REPUBLIKA.CO.ID, YEREVAN -- Sedikitnya 16 militer dan beberapa warga sipil meninggal dunia dalam bentrokan terberat antara Armenia dan Azerbaijan sejak 2016 pada Ahad (27/9). Kondisi ini menyalakan kembali kekhawatiran tentang stabilitas di Kaukasus Selatan yang menjadi koridor pipa membawa minyak dan gas ke pasar dunia.

Gejolak terbaru dari konflik berkepanjangan di Nagorno-Karabakh, wilayah yang memisahkan diri di dalam Azerbaijan tetapi dijalankan oleh etnis Armenia. Bentrokan antara dua negara bekas republik Soviet ini bermula pada 1990-an.

Baca Juga

Nagorno-Karabakh mengatakan 16 prajuritnya telah tewas dan lebih dari 100 lainnya luka-luka. Jatuhnya korban ini terjadi setelah Azerbaijan melancarkan serangan udara dan artileri Ahad pagi. Armenia dan Nagorno-Karabakh mengumumkan darurat militer dan memobilisasi penduduk laki-laki.
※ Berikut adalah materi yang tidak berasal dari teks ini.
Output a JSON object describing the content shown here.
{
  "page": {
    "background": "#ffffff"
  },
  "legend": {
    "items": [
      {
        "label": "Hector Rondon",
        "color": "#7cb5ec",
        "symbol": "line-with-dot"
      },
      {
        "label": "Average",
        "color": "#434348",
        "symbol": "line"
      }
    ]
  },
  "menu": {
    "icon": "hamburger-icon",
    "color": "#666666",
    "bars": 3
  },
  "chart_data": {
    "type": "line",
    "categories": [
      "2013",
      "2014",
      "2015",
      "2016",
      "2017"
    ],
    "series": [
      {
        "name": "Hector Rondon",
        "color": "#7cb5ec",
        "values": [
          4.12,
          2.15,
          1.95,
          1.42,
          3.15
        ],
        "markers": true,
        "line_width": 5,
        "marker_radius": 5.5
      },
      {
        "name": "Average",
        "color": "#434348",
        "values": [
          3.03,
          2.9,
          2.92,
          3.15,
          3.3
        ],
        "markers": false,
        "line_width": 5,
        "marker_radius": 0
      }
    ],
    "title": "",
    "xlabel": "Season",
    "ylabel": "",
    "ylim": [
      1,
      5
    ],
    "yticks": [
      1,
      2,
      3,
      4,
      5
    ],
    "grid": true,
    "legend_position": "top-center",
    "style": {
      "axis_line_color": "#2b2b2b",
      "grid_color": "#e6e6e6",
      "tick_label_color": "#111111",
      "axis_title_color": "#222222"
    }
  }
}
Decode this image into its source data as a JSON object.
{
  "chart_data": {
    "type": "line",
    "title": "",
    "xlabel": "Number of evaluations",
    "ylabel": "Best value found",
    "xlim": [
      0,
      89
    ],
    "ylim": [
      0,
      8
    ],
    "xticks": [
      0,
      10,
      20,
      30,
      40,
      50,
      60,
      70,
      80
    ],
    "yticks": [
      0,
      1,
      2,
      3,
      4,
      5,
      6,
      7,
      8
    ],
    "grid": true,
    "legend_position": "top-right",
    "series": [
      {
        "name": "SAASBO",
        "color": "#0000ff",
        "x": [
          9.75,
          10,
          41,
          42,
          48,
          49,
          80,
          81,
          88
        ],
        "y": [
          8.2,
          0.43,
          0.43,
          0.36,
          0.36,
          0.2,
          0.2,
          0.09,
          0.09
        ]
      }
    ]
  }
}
Armenia mengatakan pasukan Azeri telah menyerang sasaran sipil termasuk ibu kota Nagorno-Karabakh, Stepanakert. Atas serangan itu, Yerevan menjanjikan pembalasan yang sesuai.

"Kami tetap kuat di samping tentara kami untuk melindungi tanah air kami dari invasi Azeri," tulis Perdana Menteri Armenia Nikol Pashinyan di Twitter.

Baku juga mengumumkan darurat militer. Negara ini mengatakan pasukannya menanggapi penembakan Armenia dan bahwa lima anggota dari satu keluarga telah terbunuh oleh penembakan Yerevan.

Azerbaijan membantah pernyataan kementerian pertahanan Armenia yang mengatakan helikopter dan tank Azeri telah dihancurkan. Mereka menuduh pasukan Armenia melancarkan serangan yang disengaja dan ditargetkan di sepanjang garis depan.

"Kami mempertahankan wilayah kami, tujuan kami benar!" Presiden Azerbaijan, Ilham Aliyev, berkata dalam pidatonya di depan warga.

Azerbaijan juga mengatakan pasukannya telah menguasai hingga tujuh desa. Nagorno-Karabakh awalnya membantahnya tetapi kemudian mengakui kehilangan beberapa posisi dan menyatakan telah menderita sejumlah korban sipil, tanpa memberikan rincian.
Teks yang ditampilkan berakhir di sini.